Electricity is a funny thing. When it's flowing normally through the power lines and into our homes and electronic devices, it's wonderful. But, sometimes, that electricity can turn against us.
How? A lightning storm, a bird or animal hitting a power line or transformer, or a freak accident. Any of those incidents, and many others, can cause a power surge, which is a spike in the amount of electricity that's moving through the power lines into your home. A surge can bring with it anywhere from five to 10 times the normal amount of electricity.
As you've probably guessed, a power surge can play havoc with electronics like desktop computers, printers, televisions and audio systems. So much so that the surge can damage or destroy the delicate insides of those devices.
You can, however, prevent or minimize the damage done by power surges using a surge protector.
Surge protectors, and how they work
A surge protector (also called a surge suppressor or a power strip) diverts power away from your delicate electronics. You've probably seen one, or even own one: a white rectangular strip about a foot long, which plugs into a wall socket. On the strip are anywhere from six to eight sockets for your electronics, along with a power switch.
It's not what's on the outside that protects your devices. It's what's on the inside that really counts. A surge protector contains two lines: a main line that carries power from the wall socket to your devices, and a ground line that routes any excess voltage into the earth.
When a power surge hits, the surge connection – which links the main and ground lines – comes into play. A device within the surge protector, called a varistor (or a MOV), is what diverts the electricity. The varistor is a semiconductor made from metal oxide that has a variable resistance. When the voltage is at normal levels, the varistor doesn't conduct electricity very well. But when the voltage increases, the varistor becomes a very good conductor.
It's the varistor that shunts the excess electricity from a power surge from the main line to the ground line. Once the surge passes, the main line returns to normal.
Problems with surge protectors
There are a few. First, a power surge can carry a lot of electricity. The varistor in some surge protectors might not be able to handle all of that energy. It probably won't be able to if the surge lasts for more than a few fractions of a second. Some excess electricity may get to the device or devices that you're trying to protect.
No matter how good it is, a surge protector won't do its job at the exact moment a power surge hits. There's a short delay while the surge protector kicks in. During that interval, some excess electricity may hit your devices. With any luck the damage will be minimal, but you never can tell.

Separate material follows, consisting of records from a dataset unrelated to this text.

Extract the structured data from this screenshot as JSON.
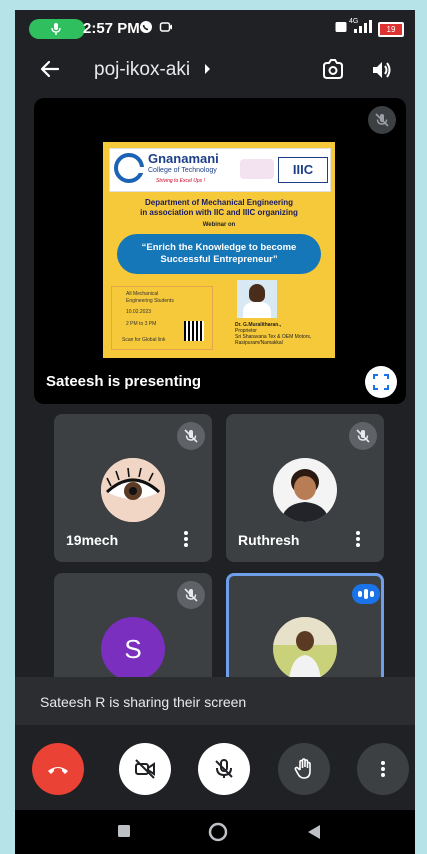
{
  "status_bar": {
    "time": "2:57 PM",
    "network": "4G",
    "battery": "19"
  },
  "top_bar": {
    "meeting_code": "poj-ikox-aki"
  },
  "presentation": {
    "presenting_label": "Sateesh is presenting",
    "slide": {
      "college_name": "Gnanamani",
      "college_sub": "College of Technology",
      "tagline": "Striving to Excel Ups !",
      "partner_logo": "IIIC",
      "department_line1": "Department of Mechanical Engineering",
      "department_line2": "in association with IIC and IIIC organizing",
      "webinar": "Webinar on",
      "topic_line1": "“Enrich the Knowledge to become",
      "topic_line2": "Successful Entrepreneur”",
      "audience_line1": "All Mechanical",
      "audience_line2": "Engineering Students",
      "date": "10.02.2023",
      "time": "2 PM to 3 PM",
      "scan_note": "Scan for Global link",
      "speaker_name": "Dr. G.Muralitharan.,",
      "speaker_role": "Proprietor",
      "speaker_org": "Sri Sharavana Tex & OEM Motors,",
      "speaker_place": "Rasipuram/Namakkal"
    }
  },
  "participants": [
    {
      "name": "19mech",
      "muted": true
    },
    {
      "name": "Ruthresh",
      "muted": true
    },
    {
      "name": "S",
      "avatar_letter": "S",
      "muted": true
    },
    {
      "name": "",
      "speaking": true
    }
  ],
  "share_banner": "Sateesh R is sharing their screen",
  "colors": {
    "background": "#202124",
    "tile": "#3c4043",
    "end_call": "#ea4335",
    "accent": "#1a73e8",
    "avatar_s": "#7b2fbf"
  }
}
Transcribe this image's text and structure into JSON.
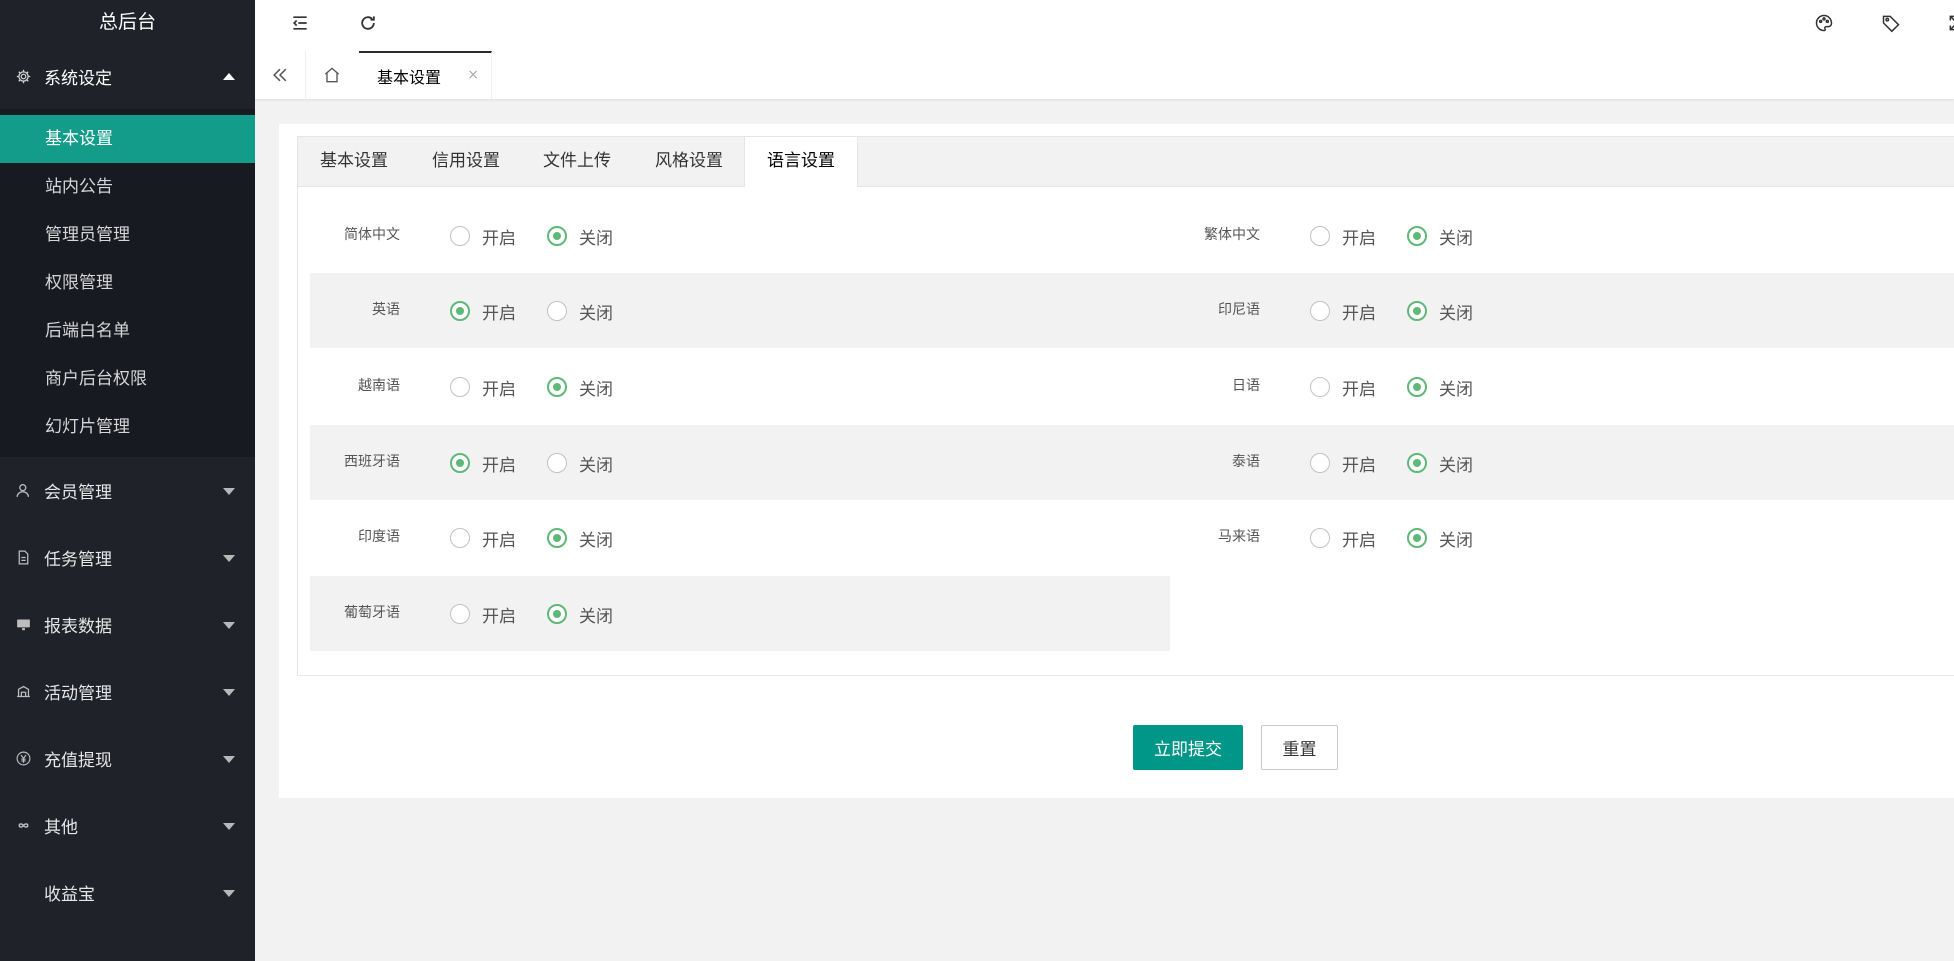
{
  "app": {
    "title": "总后台"
  },
  "sidebar": {
    "groups": [
      {
        "label": "系统设定",
        "icon": "gear-icon",
        "open": true,
        "items": [
          "基本设置",
          "站内公告",
          "管理员管理",
          "权限管理",
          "后端白名单",
          "商户后台权限",
          "幻灯片管理"
        ],
        "active_item": "基本设置"
      },
      {
        "label": "会员管理",
        "icon": "user-icon"
      },
      {
        "label": "任务管理",
        "icon": "document-icon"
      },
      {
        "label": "报表数据",
        "icon": "monitor-icon"
      },
      {
        "label": "活动管理",
        "icon": "stand-icon"
      },
      {
        "label": "充值提现",
        "icon": "yen-icon"
      },
      {
        "label": "其他",
        "icon": "infinity-icon"
      },
      {
        "label": "收益宝",
        "icon": ""
      }
    ]
  },
  "header": {
    "icons": [
      "shrink-menu-icon",
      "refresh-icon",
      "palette-icon",
      "tag-icon",
      "fullscreen-icon"
    ]
  },
  "page_tabs": {
    "icons": [
      "double-chevron-left-icon",
      "home-icon"
    ],
    "current": {
      "label": "基本设置",
      "close": "×"
    }
  },
  "settings_tabs": [
    "基本设置",
    "信用设置",
    "文件上传",
    "风格设置",
    "语言设置"
  ],
  "active_settings_tab": "语言设置",
  "radio_labels": {
    "on": "开启",
    "off": "关闭"
  },
  "languages": [
    {
      "name": "简体中文",
      "enabled": false
    },
    {
      "name": "繁体中文",
      "enabled": false
    },
    {
      "name": "英语",
      "enabled": true
    },
    {
      "name": "印尼语",
      "enabled": false
    },
    {
      "name": "越南语",
      "enabled": false
    },
    {
      "name": "日语",
      "enabled": false
    },
    {
      "name": "西班牙语",
      "enabled": true
    },
    {
      "name": "泰语",
      "enabled": false
    },
    {
      "name": "印度语",
      "enabled": false
    },
    {
      "name": "马来语",
      "enabled": false
    },
    {
      "name": "葡萄牙语",
      "enabled": false
    }
  ],
  "actions": {
    "submit": "立即提交",
    "reset": "重置"
  },
  "colors": {
    "accent": "#009688",
    "radio_on": "#5fb878",
    "sidebar_bg": "#20222a",
    "active_item_bg": "#139c89"
  }
}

What to look for in a surge protector
When shopping for surge protectors, you really need to read the label (or the side of the box). That's where you'll find the information you need to make your choice.
Here are four things to look for when buying surge protectors:
First, the clamping voltage. This is the voltage at which the varistor will kick in. Common clamping voltages are 500 volts, 400 volts, and 330 volts. A surge protector with a clamping voltage of 400 volts or 330 volts will give you the best protection.
Second, consider the response time (also called the clamping response time). This is how quickly the varistor will kick in. Obviously, you want the fastest response time that you can get. Most surge protectors have a response time of a few nanoseconds (billionths of a second). That's pretty fast. But if you want better protection, go with a surge protector that has a response time of a few picoseconds (trillionths of a second).
Third, look at the energy absorption and dissipation rating of the surge protector. This is the amount of energy, measured in joules that the surge protector can handle before it's overloaded. Look for a protector with a minimum rating of 300 to 400 joules. A rating of 600 joules or higher will give you better protection.
Finally, remember the warranty. Things happen, and even really good surge protectors fail. Look for a surge protector with a lifetime warranty and which offers replacements for damaged or destroyed equipment.
As for brands, APC makes some of the best surge protectors on the market. Belkin's surge protectors vary in quality, but some of their higher-end models work very well. Dynex also offers some solid surge protectors for both your home office and home electronics.
You've probably spent quite a bit of money on the electronics in your home. A power surge can do nasty things to those devices. To protect your investment, try to buy the best surge protector that you can afford. If the worst happens, the price will be well worth what you paid.